The report attributes the drop in attendance “mainly due to the increased number of pupils self-isolating due to potential contact with a case of coronavirus”.
Overall, the number of state-funded schools reporting one or more pupils self-isolating due to contact with a Covid case within school jumped from 16 per cent to 29 per cent last week.
The average number of pupils isolating per confirmed Covid case also increased, from 17 pupils on November 5, to 28 on November 12.
While attendance fell from 87 to 83 per cent last week in secondaries, the fall in primaries wasn’t as severe: from 92 per cent to 90 per cent.
The data provided from the DfE gives an overview of the whole country, but does not provide insight into the disparities between different areas.
School leaders in the worst-hit Covid areas previously warned their pupils could be penalised during the summer’s exams as they face more disruption than peers in other areas.
Last month, areas such as Liverpool reported attendance figures up to 25 percentage points lower than the national average.
While Hamid Patel, chief executive of Star Academies, last week warned Covid-19 was widening the education divide between communities.
He said: “We can’t allow young people, already disadvantaged by the educational gap caused by deprivation, to have their prospects further limited by a “Covid penalty”.

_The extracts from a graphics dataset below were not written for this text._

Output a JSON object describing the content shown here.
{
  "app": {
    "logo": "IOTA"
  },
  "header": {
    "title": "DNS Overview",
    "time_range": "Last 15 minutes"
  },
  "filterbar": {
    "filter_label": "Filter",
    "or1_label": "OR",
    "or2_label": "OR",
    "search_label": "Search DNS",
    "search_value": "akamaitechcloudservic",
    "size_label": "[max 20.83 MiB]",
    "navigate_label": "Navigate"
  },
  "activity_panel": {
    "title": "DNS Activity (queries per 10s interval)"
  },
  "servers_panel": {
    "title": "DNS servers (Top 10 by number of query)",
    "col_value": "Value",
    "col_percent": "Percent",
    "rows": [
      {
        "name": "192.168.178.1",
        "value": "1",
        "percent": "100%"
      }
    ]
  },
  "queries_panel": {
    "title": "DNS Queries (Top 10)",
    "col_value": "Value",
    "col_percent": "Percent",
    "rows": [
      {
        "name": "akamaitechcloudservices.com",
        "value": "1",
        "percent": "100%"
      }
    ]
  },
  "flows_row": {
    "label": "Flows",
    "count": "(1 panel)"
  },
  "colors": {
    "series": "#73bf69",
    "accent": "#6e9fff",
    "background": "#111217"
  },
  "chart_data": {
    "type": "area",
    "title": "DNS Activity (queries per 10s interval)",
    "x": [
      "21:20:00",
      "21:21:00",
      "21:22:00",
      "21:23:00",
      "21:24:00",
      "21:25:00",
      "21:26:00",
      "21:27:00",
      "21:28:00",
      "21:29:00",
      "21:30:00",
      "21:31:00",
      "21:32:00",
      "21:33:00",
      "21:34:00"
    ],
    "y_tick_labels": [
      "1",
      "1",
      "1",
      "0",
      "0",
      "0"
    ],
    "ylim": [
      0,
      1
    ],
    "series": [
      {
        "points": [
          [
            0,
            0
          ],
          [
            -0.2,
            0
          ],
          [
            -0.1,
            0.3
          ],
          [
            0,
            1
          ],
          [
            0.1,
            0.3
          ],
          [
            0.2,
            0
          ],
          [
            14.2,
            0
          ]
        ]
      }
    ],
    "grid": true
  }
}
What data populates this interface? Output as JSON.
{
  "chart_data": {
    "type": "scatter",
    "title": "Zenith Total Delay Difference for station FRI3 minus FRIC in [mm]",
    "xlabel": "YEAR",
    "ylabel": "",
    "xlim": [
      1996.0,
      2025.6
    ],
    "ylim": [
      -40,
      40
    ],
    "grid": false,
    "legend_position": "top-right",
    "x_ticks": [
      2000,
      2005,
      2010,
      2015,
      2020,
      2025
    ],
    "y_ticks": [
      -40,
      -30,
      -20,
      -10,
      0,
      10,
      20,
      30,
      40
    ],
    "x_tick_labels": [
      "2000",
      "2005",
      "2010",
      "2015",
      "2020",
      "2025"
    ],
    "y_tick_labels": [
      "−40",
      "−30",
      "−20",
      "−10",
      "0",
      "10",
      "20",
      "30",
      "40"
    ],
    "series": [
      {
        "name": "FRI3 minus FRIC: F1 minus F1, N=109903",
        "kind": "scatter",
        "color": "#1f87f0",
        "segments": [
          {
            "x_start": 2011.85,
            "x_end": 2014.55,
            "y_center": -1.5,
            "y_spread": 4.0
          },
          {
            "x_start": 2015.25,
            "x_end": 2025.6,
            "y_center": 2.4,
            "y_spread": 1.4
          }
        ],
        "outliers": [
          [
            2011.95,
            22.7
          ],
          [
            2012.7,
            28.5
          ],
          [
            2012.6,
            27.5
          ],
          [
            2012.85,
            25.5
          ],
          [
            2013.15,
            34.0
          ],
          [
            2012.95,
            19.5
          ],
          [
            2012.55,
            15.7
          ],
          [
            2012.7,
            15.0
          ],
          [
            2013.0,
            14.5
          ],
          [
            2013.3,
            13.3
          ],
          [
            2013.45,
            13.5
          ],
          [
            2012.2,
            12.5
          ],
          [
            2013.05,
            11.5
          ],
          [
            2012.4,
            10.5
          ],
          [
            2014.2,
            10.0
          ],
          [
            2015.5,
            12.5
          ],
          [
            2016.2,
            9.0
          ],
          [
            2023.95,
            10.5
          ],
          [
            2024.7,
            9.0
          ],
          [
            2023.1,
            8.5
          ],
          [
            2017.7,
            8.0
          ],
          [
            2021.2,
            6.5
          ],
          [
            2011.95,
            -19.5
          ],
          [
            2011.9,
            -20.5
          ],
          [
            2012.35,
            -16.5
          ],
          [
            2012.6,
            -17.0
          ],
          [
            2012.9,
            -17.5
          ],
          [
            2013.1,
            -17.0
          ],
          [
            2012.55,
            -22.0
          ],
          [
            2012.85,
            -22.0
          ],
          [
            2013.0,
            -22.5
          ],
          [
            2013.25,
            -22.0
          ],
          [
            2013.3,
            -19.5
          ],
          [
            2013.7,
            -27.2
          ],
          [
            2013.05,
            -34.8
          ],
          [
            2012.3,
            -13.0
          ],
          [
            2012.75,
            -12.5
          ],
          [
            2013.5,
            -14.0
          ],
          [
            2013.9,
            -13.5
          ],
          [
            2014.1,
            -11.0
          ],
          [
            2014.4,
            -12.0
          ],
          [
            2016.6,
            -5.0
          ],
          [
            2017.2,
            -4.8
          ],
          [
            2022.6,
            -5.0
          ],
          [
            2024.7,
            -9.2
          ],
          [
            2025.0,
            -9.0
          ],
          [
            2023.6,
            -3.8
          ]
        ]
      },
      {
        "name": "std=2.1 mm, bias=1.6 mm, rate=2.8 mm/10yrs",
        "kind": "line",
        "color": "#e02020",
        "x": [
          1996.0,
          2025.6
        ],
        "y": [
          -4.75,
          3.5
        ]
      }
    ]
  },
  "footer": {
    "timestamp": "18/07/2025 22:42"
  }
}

The Guardian revealed today that one in four children in Hull are absent from school – representing around 12,000 pupils.
Over half of the city’s 97 schools were partially closed on Monday, with 53 schools sending home full-year groups or ‘bubbles’.
Hull Learning Partnership, which accounts for the majority of the city’s schools, has asked health secretary Matt Hancock to allow its schools to close for all but vulnerable children and the children of key workers.
Barton added more flexibility on rotas would give schools “the ability to deliver direct and remote learning around smaller groups rotating between school and home in a planned manner.
“The government has to recognise reality. The current situation is unsustainable.”
A DfE spokesperson said: “The Chief Medical Officer remains of the view that schools should remain open, and has highlighted the damage caused by not being in education to children’s learning, development and mental health.”